Psoríase é doença sistêmica: afeta além da pele e impacta qualidade de vida, diz SIDeMaST

Psoríase é doença sistêmica: afeta além da pele e impacta vida social, emocional e laboral, alerta SIDeMaST após H Open Day.

Psoríase é doença sistêmica: afeta além da pele e impacta qualidade de vida, diz SIDeMaST

RESUMO ✦

Sem tempo? A Lili IA resume para você

Gerando resumo com IA...

Psoríase é doença sistêmica: afeta além da pele e impacta qualidade de vida, diz SIDeMaST

A psoríase não é apenas um problema dermatológico isolado: é uma doença inflamatória crônica que atinge cerca de 2-3% da população italiana e reverbera na vida social, afetiva e profissional de quem convive com ela. Foi essa a lembrança central de Alessandro Borghi, membro do Conselho diretivo da SIDeMaST (Società Italiana di Dermatologia Medica, Chirurgica, Estetica e di Malattie Sessualmente Trasmesse), durante a apresentação dos resultados do H Open Day sobre psoríase, realizado em 11 de março e promovido por Onda ETS em colaboração com a SIDeMaST, com o patrocínio da Apiafco.

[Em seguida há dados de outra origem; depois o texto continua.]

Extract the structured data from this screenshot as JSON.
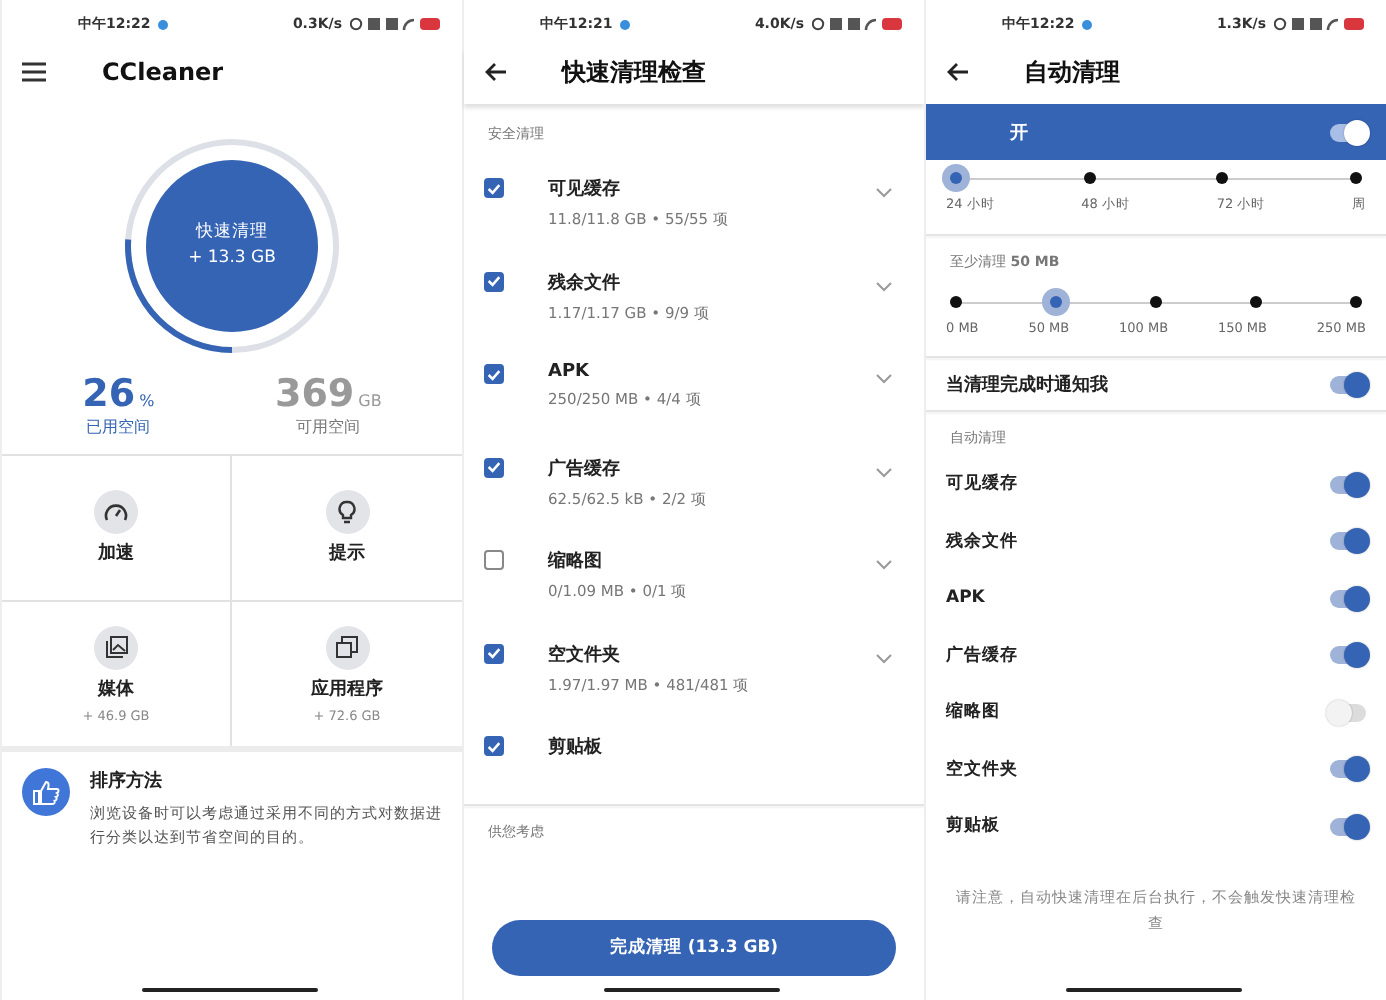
{
  "screens": [
    {
      "kind": "home",
      "status": {
        "time": "中午12:22",
        "speed": "0.3K/s"
      },
      "title": "CCleaner",
      "ring": {
        "level": 0.26,
        "label": "快速清理",
        "value": "+ 13.3 GB"
      },
      "stats": [
        {
          "value": "26",
          "unit": "%",
          "label": "已用空间",
          "kind": "used"
        },
        {
          "value": "369",
          "unit": "GB",
          "label": "可用空间",
          "kind": "free"
        }
      ],
      "tiles": [
        {
          "kind": "gauge",
          "label": "加速"
        },
        {
          "kind": "bulb",
          "label": "提示"
        },
        {
          "kind": "image",
          "label": "媒体",
          "sub": "+ 46.9 GB"
        },
        {
          "kind": "apps",
          "label": "应用程序",
          "sub": "+ 72.6 GB"
        }
      ],
      "tip": {
        "title": "排序方法",
        "text": "浏览设备时可以考虑通过采用不同的方式对数据进行分类以达到节省空间的目的。"
      }
    },
    {
      "kind": "review",
      "status": {
        "time": "中午12:21",
        "speed": "4.0K/s"
      },
      "title": "快速清理检查",
      "section": "安全清理",
      "items": [
        {
          "name": "可见缓存",
          "detail": "11.8/11.8 GB • 55/55 项",
          "checked": true,
          "expandable": true
        },
        {
          "name": "残余文件",
          "detail": "1.17/1.17 GB • 9/9 项",
          "checked": true,
          "expandable": true
        },
        {
          "name": "APK",
          "detail": "250/250 MB • 4/4 项",
          "checked": true,
          "expandable": true
        },
        {
          "name": "广告缓存",
          "detail": "62.5/62.5 kB • 2/2 项",
          "checked": true,
          "expandable": true
        },
        {
          "name": "缩略图",
          "detail": "0/1.09 MB • 0/1 项",
          "checked": false,
          "expandable": true
        },
        {
          "name": "空文件夹",
          "detail": "1.97/1.97 MB • 481/481 项",
          "checked": true,
          "expandable": true
        },
        {
          "name": "剪贴板",
          "checked": true,
          "expandable": false
        }
      ],
      "section2": "供您考虑",
      "button": "完成清理 (13.3 GB)"
    },
    {
      "kind": "auto",
      "status": {
        "time": "中午12:22",
        "speed": "1.3K/s"
      },
      "title": "自动清理",
      "master": {
        "label": "开",
        "on": true
      },
      "frequency": [
        {
          "label": "24 小时",
          "selected": true
        },
        {
          "label": "48 小时",
          "selected": false
        },
        {
          "label": "72 小时",
          "selected": false
        },
        {
          "label": "周",
          "selected": false
        }
      ],
      "min_label": "至少清理 **50 MB**",
      "minimum": [
        {
          "label": "0 MB",
          "selected": false
        },
        {
          "label": "50 MB",
          "selected": true
        },
        {
          "label": "100 MB",
          "selected": false
        },
        {
          "label": "150 MB",
          "selected": false
        },
        {
          "label": "250 MB",
          "selected": false
        }
      ],
      "notify": {
        "label": "当清理完成时通知我",
        "on": true
      },
      "section": "自动清理",
      "toggles": [
        {
          "label": "可见缓存",
          "on": true
        },
        {
          "label": "残余文件",
          "on": true
        },
        {
          "label": "APK",
          "on": true
        },
        {
          "label": "广告缓存",
          "on": true
        },
        {
          "label": "缩略图",
          "on": false
        },
        {
          "label": "空文件夹",
          "on": true
        },
        {
          "label": "剪贴板",
          "on": true
        }
      ],
      "note": "请注意，自动快速清理在后台执行，不会触发快速清理检查"
    }
  ]
}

Ao falar sobre a condição, Borghi enfatizou que, embora a pele seja o palco mais visível da doença, suas raízes se estendem para além da superfície, tocando o bem-estar emocional e a participação social. Num país onde a dimensão do cuidado coletivo se mistura com a vida cotidiana, a psoríase pode minar a confiança, transformar rotinas e limitar oportunidades de trabalho — como se uma sombra passasse pelo jardim de hábitos de quem sofre com ela.

Observando com sensibilidade a forma como o corpo responde ao ambiente, Borghi lembrou que abordar a psoríase exige atenção ao paciente como um todo: tratamento médico adequado, suporte psicossocial e políticas públicas que reconheçam seu caráter sistêmico. Essa visão integra a dermatologia com outras especialidades e com a comunidade, numa espécie de colheita de cuidados que respeita os ciclos do indivíduo e da sociedade.

O H Open Day trouxe à tona relatos e dados que reforçam a necessidade de diagnóstico precoce e de uma abordagem multidisciplinar. Embora muitos casos sejam manejáveis com terapias locais e sistêmicas, a presença de comorbidades inflamatórias e a interferência na vida diária exigem um olhar ampliado — como quem percebe que, ao cuidar do solo, também se protege a árvore inteira.

Como voz que traduz o encontro entre clima, saúde e estilo de vida, observo que as estações e os ritmos da vida podem modular os sintomas: tempo seco, estresse prolongado e alterações do sono são pequenas tempestades que inflamam o terreno já sensível da pele. Por isso, além do tratamento clínico, práticas de autocuidado, suporte emocional e informação clara são ferramentas essenciais para mitigar o impacto da doença.

Em suma, a mensagem deixada por Borghi e pelos organizadores do evento é clara: a psoríase deve ser reconhecida e tratada como uma doença sistêmica que vai muito além da pele. Promover conhecimento, integração entre profissionais e redes de apoio é cuidar da respiração da cidade e do tempo interno do corpo de cada pessoa afetada — uma prática que transforma adversidade em um caminho para maior qualidade de vida.

Para quem convive com psoríase ou convive com alguém que tem a condição, a recomendação é procurar avaliação especializada, cultivar rotinas que reduzam o estresse e engajar-se em comunidades de apoio. Assim, a paisagem cotidiana volta a ganhar cor e ritmo, com raízes firmes para o bem-estar.